En quittant le lac, on entre dans une petite rivière tortueuse, d’eau dormante, si étroite qu’en plusieurs endroits elle était entièrement barrée par des arbres renversés. Ceux qui avaient passé avant nous s’étaient ouvert avec la hache un passage de la largeur d’un canot. […] Deux gros rochers noirs, qui sortent de l’eau, s’appellent la roche du Pécan et celle de l’Orignal.

Ouellet et Dionne 2000 : 216-217

Grâce à une visite sur le terrain à l’été 2013, nous avons pu confirmer que la rivière empruntée était celle, anonyme, qui mène au lac Dugros. Nous avons pu photographier le premier gros rocher noir, évoquant un pécan qui regarde vers la gauche, et qui se trouve en effet à la suite d’un long trajet sinueux d’eau dormante (fig. 3 et 8). La carte d’Obalski (BAnQ-AT 1907) indique à ce sujet, le long de cette rivière, qu’il s’agit de la « Canoe Route to Abittibi », venant, il faut le déduire, des terres du Sud-Est. En remontant ce cours d’eau, on arrive à la ligne de partage des eaux et on entre sur le ruisseau Destor. Le ruisseau sur lequel il fallait se hisser à l’aide des branches est probablement situé dans ce secteur. Le courant mène ensuite au lac Dufresnoy, celui que du Ranquet jugeait rempli d’îles.

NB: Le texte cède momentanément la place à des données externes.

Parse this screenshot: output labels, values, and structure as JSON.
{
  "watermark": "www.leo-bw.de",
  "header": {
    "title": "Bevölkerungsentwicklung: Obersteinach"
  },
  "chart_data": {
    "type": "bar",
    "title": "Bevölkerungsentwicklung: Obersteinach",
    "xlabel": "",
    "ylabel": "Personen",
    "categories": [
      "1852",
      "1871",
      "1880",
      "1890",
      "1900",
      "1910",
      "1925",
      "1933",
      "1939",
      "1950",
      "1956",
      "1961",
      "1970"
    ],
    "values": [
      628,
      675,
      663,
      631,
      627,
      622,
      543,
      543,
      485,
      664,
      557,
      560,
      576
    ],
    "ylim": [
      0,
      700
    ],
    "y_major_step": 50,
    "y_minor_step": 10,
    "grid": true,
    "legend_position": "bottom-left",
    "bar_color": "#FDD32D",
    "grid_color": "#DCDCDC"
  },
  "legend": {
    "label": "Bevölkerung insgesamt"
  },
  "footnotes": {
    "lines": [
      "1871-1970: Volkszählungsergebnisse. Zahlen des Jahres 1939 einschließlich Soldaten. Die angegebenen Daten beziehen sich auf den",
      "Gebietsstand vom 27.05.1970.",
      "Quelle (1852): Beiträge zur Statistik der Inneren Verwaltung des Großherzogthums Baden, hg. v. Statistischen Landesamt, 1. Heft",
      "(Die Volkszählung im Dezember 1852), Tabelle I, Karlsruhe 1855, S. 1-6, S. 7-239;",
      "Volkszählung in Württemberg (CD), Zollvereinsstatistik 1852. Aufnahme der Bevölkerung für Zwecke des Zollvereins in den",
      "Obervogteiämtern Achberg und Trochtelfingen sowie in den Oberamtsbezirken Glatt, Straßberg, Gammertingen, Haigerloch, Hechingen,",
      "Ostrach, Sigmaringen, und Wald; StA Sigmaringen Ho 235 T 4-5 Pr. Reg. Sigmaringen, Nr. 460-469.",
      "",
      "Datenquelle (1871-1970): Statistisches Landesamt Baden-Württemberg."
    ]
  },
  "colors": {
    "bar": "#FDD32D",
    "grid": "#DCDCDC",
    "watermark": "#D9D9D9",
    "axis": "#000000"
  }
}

La suite peut être assez facilement reconstituée en utilisant la carte de Cameron. Celle-ci représente à deux endroits distincts le lac Duparquet, visiblement pour accommoder la représentation graphique qui n’est pas à l’échelle. Au sud du lac Duparquet (celui dessiné à droite), et au sud de la hauteur des terres, on aperçoit le lac Dufresnoy coulant vers ce qui à coup sûr représente le lac Kinojévis et la baie Caron, qui ont la particularité de former un grand « v » évasé. L’inscription « Route to Abitibie » est encore là présente. De là, la rivière des Outaouais est vite atteinte (fig. 3 et 9).

Pour la suite de l’itinéraire, on peut synthétiser les caractéristiques du terrain décrites par nos trois informateurs : à partir de l’Outaouais, il faut quitter cette rivière, passer une hauteur des terres, puis franchir un rapide (en descendant selon du Ranquet) pour aboutir au Grand Lac. À partir de la carte de Cameron, nous proposons le trajet suivant : rivière des Outaouais / lac Decelles / rapides Twin (il s’agit peut-être des Petites Dalles de l’époque) / fourche au sud vers le lac Bend / remontée du courant jusqu’au lac Flammarion / portage à une hauteur des terres / lac Poiré (qui ne porte peut-être pas par coïncidence le nom du missionnaire de cette région de 1839 à 1842, cf. Marcotte 2014) / descente du courant jusqu’au lac Cawasachouane, qui mène à la rivière des Outaouais, tout près d’une section du Grand lac Victoria (fig. 3 et 9).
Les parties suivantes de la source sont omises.